Mice suffer from diseases similar to those of humans. Furthermore, this biological similarity can extend to defects in the same molecules: for example, mutations in the leptin gene cause morbid obesity [7] and in myosin VII cause deafness [8], both in humans and in mice. In complex genetic diseases, such as diabetes, or where mutations may be subtle rather than obviously deleterious, the mouse is of particular importance as it allows experimental testing of the validity of candidate mutations, by targeted mutagenesis. From the outset, the Human Genome Project recognized the importance of model organisms, from bacteria to mouse, and devoted funding to developing resources for their genetic and physical mapping [9]. As a genetically malleable social mammal, well suited to living and breeding in (relatively) modest space, the mouse has become the premier genetic model for humans. A secondary aspect of the publicly funded Human Genome Project that has been immensely valuable to scientists working on model organisms is the policy of rapid data release. This has meant that data could be used prior to formal publication.

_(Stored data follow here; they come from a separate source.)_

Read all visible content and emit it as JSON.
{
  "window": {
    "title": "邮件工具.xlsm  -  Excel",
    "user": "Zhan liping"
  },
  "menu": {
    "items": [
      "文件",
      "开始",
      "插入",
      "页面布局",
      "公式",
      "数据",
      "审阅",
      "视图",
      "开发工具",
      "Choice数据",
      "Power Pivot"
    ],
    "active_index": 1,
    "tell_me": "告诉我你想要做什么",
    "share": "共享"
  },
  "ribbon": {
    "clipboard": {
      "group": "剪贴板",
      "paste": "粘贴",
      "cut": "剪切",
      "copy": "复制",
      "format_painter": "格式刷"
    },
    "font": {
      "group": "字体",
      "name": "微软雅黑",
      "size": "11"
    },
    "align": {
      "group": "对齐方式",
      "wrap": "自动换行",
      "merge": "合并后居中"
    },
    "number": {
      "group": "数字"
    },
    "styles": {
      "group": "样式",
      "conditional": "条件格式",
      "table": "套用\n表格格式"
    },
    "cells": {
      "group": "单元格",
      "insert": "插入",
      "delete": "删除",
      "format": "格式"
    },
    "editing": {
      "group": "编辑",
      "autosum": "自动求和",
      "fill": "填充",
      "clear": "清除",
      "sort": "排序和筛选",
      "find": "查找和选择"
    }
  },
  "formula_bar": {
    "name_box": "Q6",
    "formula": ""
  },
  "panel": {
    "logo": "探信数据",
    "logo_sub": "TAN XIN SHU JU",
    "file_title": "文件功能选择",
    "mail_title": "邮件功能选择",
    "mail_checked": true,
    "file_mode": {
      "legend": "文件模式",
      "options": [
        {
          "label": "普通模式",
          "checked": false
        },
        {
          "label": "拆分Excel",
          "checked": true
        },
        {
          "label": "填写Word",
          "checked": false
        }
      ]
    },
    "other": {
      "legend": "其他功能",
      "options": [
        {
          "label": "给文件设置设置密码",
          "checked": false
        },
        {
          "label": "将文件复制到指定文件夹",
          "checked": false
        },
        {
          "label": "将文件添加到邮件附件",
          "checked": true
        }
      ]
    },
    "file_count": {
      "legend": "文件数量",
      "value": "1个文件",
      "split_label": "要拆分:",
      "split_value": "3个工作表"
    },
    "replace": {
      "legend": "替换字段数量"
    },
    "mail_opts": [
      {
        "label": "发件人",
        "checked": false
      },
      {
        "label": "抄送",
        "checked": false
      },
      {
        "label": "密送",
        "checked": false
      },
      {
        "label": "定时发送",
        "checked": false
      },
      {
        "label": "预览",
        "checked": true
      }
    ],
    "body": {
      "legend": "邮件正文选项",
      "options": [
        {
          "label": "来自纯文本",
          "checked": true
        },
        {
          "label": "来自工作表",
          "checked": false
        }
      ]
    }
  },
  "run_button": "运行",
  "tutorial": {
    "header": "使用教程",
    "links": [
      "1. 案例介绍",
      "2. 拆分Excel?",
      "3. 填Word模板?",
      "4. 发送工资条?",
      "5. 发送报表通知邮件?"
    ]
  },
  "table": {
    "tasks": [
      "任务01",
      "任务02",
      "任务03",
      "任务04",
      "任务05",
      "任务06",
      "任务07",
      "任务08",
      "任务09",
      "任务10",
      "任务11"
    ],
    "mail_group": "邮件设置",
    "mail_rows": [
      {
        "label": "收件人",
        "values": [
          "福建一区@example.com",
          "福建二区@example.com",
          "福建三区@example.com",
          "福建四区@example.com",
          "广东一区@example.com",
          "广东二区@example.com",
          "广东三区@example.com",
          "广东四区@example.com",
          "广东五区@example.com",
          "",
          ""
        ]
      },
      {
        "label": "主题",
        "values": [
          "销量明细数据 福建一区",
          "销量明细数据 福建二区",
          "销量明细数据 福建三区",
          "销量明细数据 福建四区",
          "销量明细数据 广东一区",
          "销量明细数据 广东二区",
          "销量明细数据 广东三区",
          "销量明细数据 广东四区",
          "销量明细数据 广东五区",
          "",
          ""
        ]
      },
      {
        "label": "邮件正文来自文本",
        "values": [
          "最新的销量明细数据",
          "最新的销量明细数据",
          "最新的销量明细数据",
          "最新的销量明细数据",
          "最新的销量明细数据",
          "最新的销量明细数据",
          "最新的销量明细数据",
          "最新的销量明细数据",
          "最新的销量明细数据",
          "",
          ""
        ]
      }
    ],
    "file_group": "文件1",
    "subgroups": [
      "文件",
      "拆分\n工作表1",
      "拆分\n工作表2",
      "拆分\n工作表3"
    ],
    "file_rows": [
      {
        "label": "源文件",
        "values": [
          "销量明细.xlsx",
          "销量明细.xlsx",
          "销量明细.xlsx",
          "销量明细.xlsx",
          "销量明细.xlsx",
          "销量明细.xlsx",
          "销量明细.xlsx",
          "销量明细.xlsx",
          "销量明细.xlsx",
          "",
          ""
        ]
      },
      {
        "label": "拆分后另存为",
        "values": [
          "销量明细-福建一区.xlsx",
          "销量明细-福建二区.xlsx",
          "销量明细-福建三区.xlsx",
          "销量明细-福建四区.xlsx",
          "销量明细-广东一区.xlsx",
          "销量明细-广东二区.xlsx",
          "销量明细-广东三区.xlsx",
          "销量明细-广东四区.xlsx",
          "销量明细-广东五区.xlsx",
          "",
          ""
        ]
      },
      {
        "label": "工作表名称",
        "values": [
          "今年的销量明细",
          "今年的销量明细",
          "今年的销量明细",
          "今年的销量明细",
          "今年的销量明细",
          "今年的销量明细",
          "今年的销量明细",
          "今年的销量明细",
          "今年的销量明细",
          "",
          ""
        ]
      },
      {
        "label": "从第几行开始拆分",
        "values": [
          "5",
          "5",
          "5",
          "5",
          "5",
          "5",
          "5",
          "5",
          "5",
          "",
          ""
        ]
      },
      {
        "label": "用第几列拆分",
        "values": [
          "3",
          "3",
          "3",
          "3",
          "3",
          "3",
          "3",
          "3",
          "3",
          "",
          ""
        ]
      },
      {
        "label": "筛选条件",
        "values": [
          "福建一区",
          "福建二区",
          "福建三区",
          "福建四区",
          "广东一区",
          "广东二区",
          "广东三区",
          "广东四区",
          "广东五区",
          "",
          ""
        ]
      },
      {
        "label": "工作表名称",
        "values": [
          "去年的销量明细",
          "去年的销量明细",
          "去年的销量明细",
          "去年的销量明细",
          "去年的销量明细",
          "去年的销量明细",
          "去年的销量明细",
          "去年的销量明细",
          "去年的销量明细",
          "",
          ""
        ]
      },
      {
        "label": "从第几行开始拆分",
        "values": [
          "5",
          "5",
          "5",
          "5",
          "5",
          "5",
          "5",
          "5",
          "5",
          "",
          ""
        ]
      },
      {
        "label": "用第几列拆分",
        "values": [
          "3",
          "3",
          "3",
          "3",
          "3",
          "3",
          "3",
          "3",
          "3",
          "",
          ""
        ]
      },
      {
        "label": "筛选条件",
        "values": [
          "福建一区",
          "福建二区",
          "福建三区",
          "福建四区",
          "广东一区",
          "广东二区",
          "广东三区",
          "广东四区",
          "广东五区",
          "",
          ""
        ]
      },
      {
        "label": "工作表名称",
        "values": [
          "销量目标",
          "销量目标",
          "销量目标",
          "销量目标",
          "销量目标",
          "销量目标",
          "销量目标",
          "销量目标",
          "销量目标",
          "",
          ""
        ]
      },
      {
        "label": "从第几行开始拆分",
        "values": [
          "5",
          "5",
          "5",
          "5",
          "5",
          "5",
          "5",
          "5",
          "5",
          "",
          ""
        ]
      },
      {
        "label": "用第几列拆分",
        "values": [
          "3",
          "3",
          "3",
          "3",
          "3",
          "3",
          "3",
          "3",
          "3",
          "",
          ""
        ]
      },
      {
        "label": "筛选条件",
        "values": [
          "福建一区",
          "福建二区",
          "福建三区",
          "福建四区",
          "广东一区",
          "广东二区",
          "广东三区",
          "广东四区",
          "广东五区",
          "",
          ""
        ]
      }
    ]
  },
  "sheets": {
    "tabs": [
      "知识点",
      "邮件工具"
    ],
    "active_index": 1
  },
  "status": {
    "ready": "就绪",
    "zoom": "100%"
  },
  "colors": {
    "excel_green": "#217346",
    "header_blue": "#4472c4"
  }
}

Building mouse genome sequence using a human scaffold

One direct way in which the human genome sequence can be used in mouse genomics is as a scaffold to support the anchoring and merging of clone contigs (contiguous assemblies) of large-insert bacterial artificial chromosomes (BACs; Figure 2). Draft or finished human genomic sequence is compared with mouse sequence taken from the ends of BAC inserts [10]. BAC-insert ends showing highly significant similarity to the human genomic sequence are assumed to represent homologous sequences from conserved syntenic segments, where both gene function and gene order are conserved. Clone names for the BAC clones from which these sequences are derived are then used to search the public database of fingerprinted BAC clones (where the restriction digest band pattern on electrophoresis makes a 'fingerprint') constructed by the British Columbia Genome Sequencing Center (BC-GSC) [11]. This can be done in a number of ways: using the text version of the database on the BC-GSC website [11]; or by downloading the data onto a local computer and searching it using the fingerprinted contigs (FPC) software [12]; or by using an assembly and annotation website [13] maintained by the Center for Bioinformatics, University of Pennsylvania.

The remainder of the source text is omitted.